On a less geeky note, last Saturday was an important milestone for my band Serious Dudes, as we played a semi-professional gig at a huge birthday party. While it had been our aim for most of the spring, it was only the past week that we could train more intensely, almost every day. It felt like a moderate success, and instead of a thorough summer holiday, we are already looking at new rehearsals in a few days to keep up the routine for similar future gigs.
Soon after the gig, me and our resident guitar shredder went to town with a couple of his friends. It was a great opportunity for me to meet up with some new people, and I ended up making genuine friends. Not something that usually happens to me on a bar night.
Finally, it seems that my FPGA Bitcoin miner has gained some attention, and I find myself being treated like any other serious FPGA developer :-j
<13:13 EEST>
It was a summer's tale: just a boy, his FPGA, and a head full of
dreams.
The interleaved geeking out between music and hardware programming reached a balance just two weeks after the Linux song. Saturday the 4th was a national end-of-school day, and besides sending my precious students off into the real world, I managed to do the same to a Bitcoin FPGA project.
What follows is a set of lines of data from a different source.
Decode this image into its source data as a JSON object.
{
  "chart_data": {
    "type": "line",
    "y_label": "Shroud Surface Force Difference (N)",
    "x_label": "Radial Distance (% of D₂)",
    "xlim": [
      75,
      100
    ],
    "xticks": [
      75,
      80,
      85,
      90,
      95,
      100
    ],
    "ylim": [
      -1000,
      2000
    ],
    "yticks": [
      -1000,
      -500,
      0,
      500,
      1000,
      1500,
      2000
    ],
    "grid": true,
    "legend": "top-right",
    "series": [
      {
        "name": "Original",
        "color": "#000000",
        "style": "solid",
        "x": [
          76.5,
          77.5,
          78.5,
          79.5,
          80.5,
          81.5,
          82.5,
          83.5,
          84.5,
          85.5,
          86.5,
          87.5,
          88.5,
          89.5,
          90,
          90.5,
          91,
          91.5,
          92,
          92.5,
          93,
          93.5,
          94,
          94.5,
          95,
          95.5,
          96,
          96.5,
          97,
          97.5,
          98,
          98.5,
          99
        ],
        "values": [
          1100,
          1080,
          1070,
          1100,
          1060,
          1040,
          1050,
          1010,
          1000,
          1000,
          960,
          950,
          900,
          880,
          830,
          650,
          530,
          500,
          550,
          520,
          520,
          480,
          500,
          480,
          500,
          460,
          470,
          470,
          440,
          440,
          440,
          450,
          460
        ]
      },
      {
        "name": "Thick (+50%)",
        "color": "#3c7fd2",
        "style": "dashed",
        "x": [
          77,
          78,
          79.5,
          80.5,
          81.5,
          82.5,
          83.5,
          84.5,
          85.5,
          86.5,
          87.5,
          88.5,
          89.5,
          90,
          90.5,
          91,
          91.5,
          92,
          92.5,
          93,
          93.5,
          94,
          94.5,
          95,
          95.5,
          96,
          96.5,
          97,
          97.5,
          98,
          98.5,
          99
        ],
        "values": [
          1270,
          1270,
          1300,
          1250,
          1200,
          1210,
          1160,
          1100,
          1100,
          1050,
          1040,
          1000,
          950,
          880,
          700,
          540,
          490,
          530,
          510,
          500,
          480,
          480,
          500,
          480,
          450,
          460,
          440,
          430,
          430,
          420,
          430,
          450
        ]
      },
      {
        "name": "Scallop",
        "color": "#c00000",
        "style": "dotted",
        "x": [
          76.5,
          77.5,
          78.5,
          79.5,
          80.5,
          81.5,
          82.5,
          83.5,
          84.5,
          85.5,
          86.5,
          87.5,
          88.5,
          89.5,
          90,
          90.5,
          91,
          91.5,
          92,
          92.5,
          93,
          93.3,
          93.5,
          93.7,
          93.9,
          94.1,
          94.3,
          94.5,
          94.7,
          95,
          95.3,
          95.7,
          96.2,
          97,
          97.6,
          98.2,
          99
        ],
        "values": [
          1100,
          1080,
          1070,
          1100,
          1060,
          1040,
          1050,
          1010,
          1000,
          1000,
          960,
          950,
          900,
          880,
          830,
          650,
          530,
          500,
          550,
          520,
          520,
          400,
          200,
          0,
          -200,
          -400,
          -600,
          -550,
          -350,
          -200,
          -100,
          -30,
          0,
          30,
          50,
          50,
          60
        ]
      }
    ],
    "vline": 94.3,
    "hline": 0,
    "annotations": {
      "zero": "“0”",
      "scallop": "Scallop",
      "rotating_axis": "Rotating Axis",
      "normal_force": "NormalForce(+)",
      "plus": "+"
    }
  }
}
For a while, I had been trying to get a SHA-256 module to run on my Nexys 2, since some people were already mining on their FPGAs. Then an open source implementation was released. Unfortunately, it was tied to Altera systems in a couple of ways, including communication via 'virtual wires' over JTAG. I had already been playing with serial port communications for a lot of my toy FPGA projects, so it was the obvious replacement to try. The remaining bit of replacing an Altera PLL with a Xilinx DCM was quite straightforward.
The most frustrating part was probably on the computer's side, getting just the right format for input and output data. Already last autumn I had started to implement a toy miner in Python, both to be able to mine on a big-endian machine, and to understand the entire process. I never quite finished that, and later Pyminer was released, but I am still confused with all these endian issues. It would be simple if we only had to reverse the order of bytes, for example, but depending on the kind of data, it could also be two-byte or 4-byte words. As a result, Pyminer does not work on big-endian machines :-/
One thing that attracts me about FPGAs is that you are back to dealing with raw bitwise numbers in their natural order, and none of this shit with the historical accident of x86 processors. Incidentally, converting data between Bitcoin getwork and the FPGA code only requires a simple bytewise reverse. Even this has a few caveats for a newbie like me, since the network data is hexadecimal written as a string, and one byte is two hex digits. In the meantime, your FPGA code can also have bugs, and it is sometimes hard to pinpoint a problem. I am now quite used to debugging raw bytes with 7-segment displays, in fact, I think it is a terrible waste to use 4 of them to display 0000 to 9999, when you can go up to 232 with raw bytes :-j
Anyway, the code is now in a working order, though there are some improvements under planning. Yesterday I rewrote the mining script in a threaded fashion, both to reduce errors in some corner cases, and to facilitate some fancy features in the future. While I have written threaded Python before, it was a simple case of independent daemons, and this time I needed some communication between the threads. The Event and Queue classes were the answer. It was quite a day with temperatures nearing 30°C and band rehearsals for an intermission.
At this point, I am itching to get a much more powerful FPGA, as this toy only manages about 3 Mhash/s, though with an impressive power efficiency. Unfortunately, people are reporting issues with stronger Xilinx series, such as Spartan 6 and Virtex 5. I also do not like the fact that you need to buy a license to program some of the stronger chips, as if you did not already pay for the actual hardware. I am starting to understand why the original developer went with Altera, though I have yet to see how well they play with Linux.